Specifying likelihood for bounded measurement errors model

I am developing a measurement errors model to calibrate a device that measures the depth of cracks and other defects in a thin surface. Two sets of measurements are performed on the same surface, each by a different device. One device (x) is cheap and fast, but has some inherent bias in addition to random noise. Measurements from the second device (y) are assumed to have random error but no bias. At the moment I have a relatively simple linear regression measurement errors model implemented in Stan as shown below.

With a Student likelihood, the model works fairly well for defects whose depths are not near 0 or the thickness of the surface, but unsurprisingly gives unrealistic predictive distributions at the extremes, as shown in the plot below. This example has 94 data points and was fit with

fit = stan(file=modelpath, data=stan_dict, iter=20000, chains=4, control=list(adapt_delta=0.99))

However, even with the high warmup and acceptance rate, in some cases I still get a dozen or so divergence errors.
linreg plot

My questions:

  1. What would be a suitable way of accurately modeling defects with depths near 0 or the surface thickness? I am considering a JohnsonSB distribution with support over the thickness, but I don’t know how to code this support in Stan, i.e., the interval [xi, xi+lambda] where xi = b0 + b1*x ≥ 0 and xi+lambda ≤ thickness. The JohnsonSB code I’ve implemented so far will run, but doesn’t produce anything useful.

  2. There are many x-measurements with the same value due to rounding, in this case to the nearest 0.035; these are not repeated measurements of the same defect.
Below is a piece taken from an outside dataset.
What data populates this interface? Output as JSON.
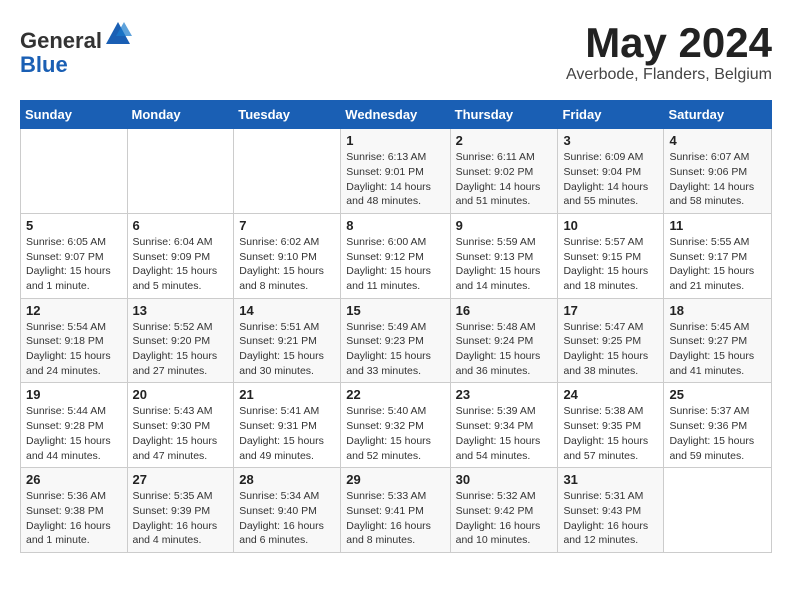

I know that technically I should probably use a rounding model as described in the Stan manual, but before going through it effort I’m wondering if this is likely to improve inference over my current implementation?

  3. Have I coded the generated quantities section correctly to predict the true defect depth given an observed x?

functions {
	// negative log PDF of JohnsonSB distribution
	real johnsonsb_lpdf(real x, real xi, real lam, real gamma, real delta) {
		// xi: location parameter
		// lambda: scale parameter >0
		// gamma: shape parameter
		// delta: shape parameter >0		
		real z;
		z = ((x - xi) / lam);
		return log(delta) - log(lam * sqrt(2*pi())*(z-z^2)) - 0.5*(gamma + delta * log(z/(1-z)))^2;
	real johnsonsb_rng(real xi, real lam, real gamma, real delta) {
		real u;
		real y;
		u = uniform_rng(0, 1);
		y = exp((inv_Phi(u)-gamma)/delta);
		return lam * y / (1+y) + xi;

data {
	int<lower=0> N;	//	number of observations
	vector[N] x_obs; // x-measurement, observed with error
	vector[N] y;	// y-measurement
	real<lower=0> b0_sd; // SD of intercept
	real<lower=0> ub;	// upper bound of measurements
	int method;	// 0 for Normal likelihodd, 1 for Student, 2 for JohnsonSU
	// Data for prediction
	int<lower=0> N_hat;
	vector[N_hat] x_hat; // new observations

parameters {
	// Latent model
	real<lower=0> mu_x;
	real<lower=0> sigma_x;
	vector<lower=0>[N] x;	// unknown true value
	real<lower=0> tau;	// measurement error

	// Regression model
	real b0;
	real<lower=0> b1;
	real<lower=0> sigma_y;
	// Student likelihood
	real<lower=0> nu;
	// JohnsonSB likelihood (using sigma_y for lambda)
	real js_gamma;	// shape parameter
	real<lower=0> js_delta;	// shape parameter

model {
	// Latent model
	tau ~ gamma(1, 30);		// measurement error SD (expected value equal to approx vendor claim of 0.033)
	x ~ normal(mu_x, sigma_x);	// prior for true x dist
	x_obs ~ normal(x, tau);		// measurement model
	// Regression model
	b0 ~ normal(0, b0_sd);
	b1 ~ normal(1, 3);
	// Student dof prior
	nu ~ gamma(2, 0.1);
	// y-scale prior
	sigma_y ~ gamma(2, 40);
	// JohnsonSU priors
	js_gamma ~ normal(1, 2);
	js_delta ~ gamma(2, 1);
	for (n in 1:N) {
		if (method==0)
			y[n] ~ normal(b0 + b1*x[n], sigma_y);	
		else if (method==1)
			y[n] ~ student_t(nu, b0 + b1*x[n], sigma_y);
			y[n] ~ johnsonsb(b0 + b1*x[n], sigma_y, js_gamma, js_delta);
generated quantities {
	vector[N] y_rep;	// PPC
	vector[N_hat] y_hat;	// new predictions
	for (n in 1:N) {
		if (method==0)
			y_rep[n] = normal_rng(b0 + b1*x[n], sigma_y);
		else if (method==1)
			y_rep[n] = student_t_rng(nu, b0 + b1*x[n], sigma_y);
			y_rep[n] = johnsonsb_rng(b0 + b1*x[n], sigma_y, js_gamma, js_delta);
	for (n in 1:N_hat) {
		if (method==0)
			y_hat[n] = normal_rng(b0 + b1*x_hat[n], sigma_y);
		else if (method==1)
			y_hat[n] = student_t_rng(nu, b0 + b1*x_hat[n], sigma_y);
			y_hat[n] = johnsonsb_rng(b0 + b1*x_hat[n], sigma_y, js_gamma, js_delta);

Many thanks!

This one’s complicated. Long questions like this are much harder to answer than sequences of smaller ones.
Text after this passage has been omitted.